There’s such a strange vibe to the film’s proceedings. The nakedness of emotions is akin to a Wong Kar-Wai feature, stripped of all the sensory aesthetics and the romance. The exploration of distant familial relationships in broken families feels familiar to the viewer irrespective of their relationships with their siblings. In many ways, this is also a deeply tender film about the last flushes of middle-age maturity and acceptance of death’s inevitability.

It took a pandemic for the word “death” to lose some of its weight. With the oeuvre of this affectionate Korean master, perhaps it’s fitting because death here doesn’t come with emotional gravitas. It looms large but not before the climax. There’s a sense of space that marks its presence frequently, whether it’s the childhood home of Sangok or her nephew’s tiny restaurant. Like many of the recent Hong films, this film too effectively conveys the repetitiveness and nature of urban South Korea. And yet, the universal touch to his simple stories is undeniable.

The film relies almost too much on its déshabillé quality. But the performances more than rescue its slow pace from getting drowned in discomfort. Veteran actress Lee Hye-Young is immersive in her leading turn as the protagonist Sang-ok. In so many ways, her character seems to be an older version of the Kim Min-Hee character of the master’s films. (She doesn’t have any screen credit in the film, which in itself is quite unusual). This is a character who has just turned the last page of the coming-of-age process. Visibly, Lee has bared herself of all radiance and energy and this internal transformation deserves thunderous applause.

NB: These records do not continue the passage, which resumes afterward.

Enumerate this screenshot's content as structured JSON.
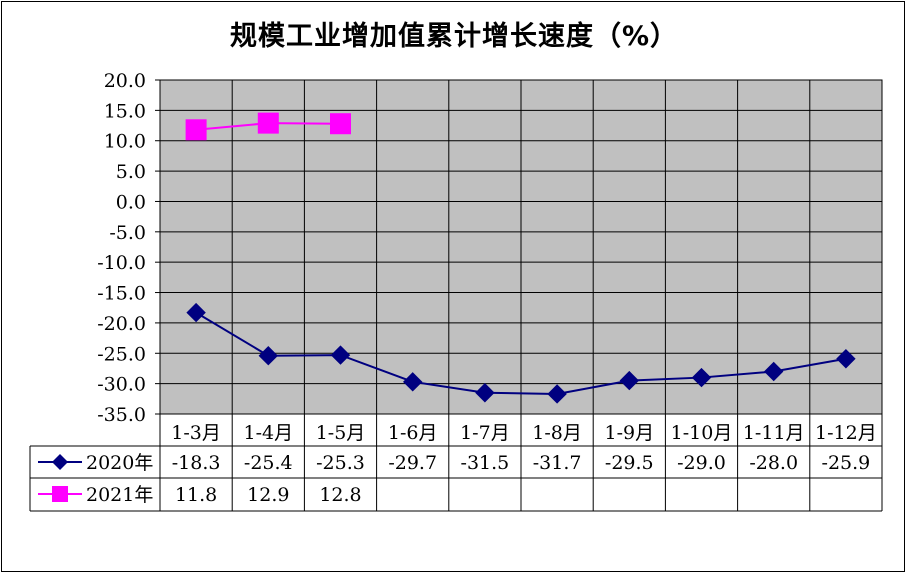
{
  "chart_data": {
    "type": "line",
    "title": "规模工业增加值累计增长速度（%）",
    "categories": [
      "1-3月",
      "1-4月",
      "1-5月",
      "1-6月",
      "1-7月",
      "1-8月",
      "1-9月",
      "1-10月",
      "1-11月",
      "1-12月"
    ],
    "series": [
      {
        "name": "2020年",
        "values": [
          -18.3,
          -25.4,
          -25.3,
          -29.7,
          -31.5,
          -31.7,
          -29.5,
          -29.0,
          -28.0,
          -25.9
        ],
        "labels": [
          "-18.3",
          "-25.4",
          "-25.3",
          "-29.7",
          "-31.5",
          "-31.7",
          "-29.5",
          "-29.0",
          "-28.0",
          "-25.9"
        ],
        "color": "#000080",
        "marker": "diamond"
      },
      {
        "name": "2021年",
        "values": [
          11.8,
          12.9,
          12.8,
          null,
          null,
          null,
          null,
          null,
          null,
          null
        ],
        "labels": [
          "11.8",
          "12.9",
          "12.8",
          "",
          "",
          "",
          "",
          "",
          "",
          ""
        ],
        "color": "#ff00ff",
        "marker": "square"
      }
    ],
    "ylim": [
      -35,
      20
    ],
    "yticks": [
      "20.0",
      "15.0",
      "10.0",
      "5.0",
      "0.0",
      "-5.0",
      "-10.0",
      "-15.0",
      "-20.0",
      "-25.0",
      "-30.0",
      "-35.0"
    ],
    "ytick_values": [
      20,
      15,
      10,
      5,
      0,
      -5,
      -10,
      -15,
      -20,
      -25,
      -30,
      -35
    ],
    "grid": true,
    "plot_background": "#c0c0c0",
    "legend": "data-table"
  }
}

Frequent collaborator Kwon Hae-Hyo has a poetic and at times funny bleakness as the director who wants artistic and sexual advances towards our protagonist, and his indifference is not far from accessible. Cho Yun-Hee is the film’s most remarkable revelation though. She matches Lee and at times fares better than her as the younger sister Jeongok.

Ultimately, Hong is the winner here. His honesty and attention towards every aspect of writing to the beautiful cinematography make this slight, subtle work stand out. The eighty-five minute running time comes forward as overlong at times. However, this is a feeling inherent to such quotidian works. Because in the end, In Front of Your Face is a wholesome experience. One that makes you feel its emptiness, even when it smiles at the end.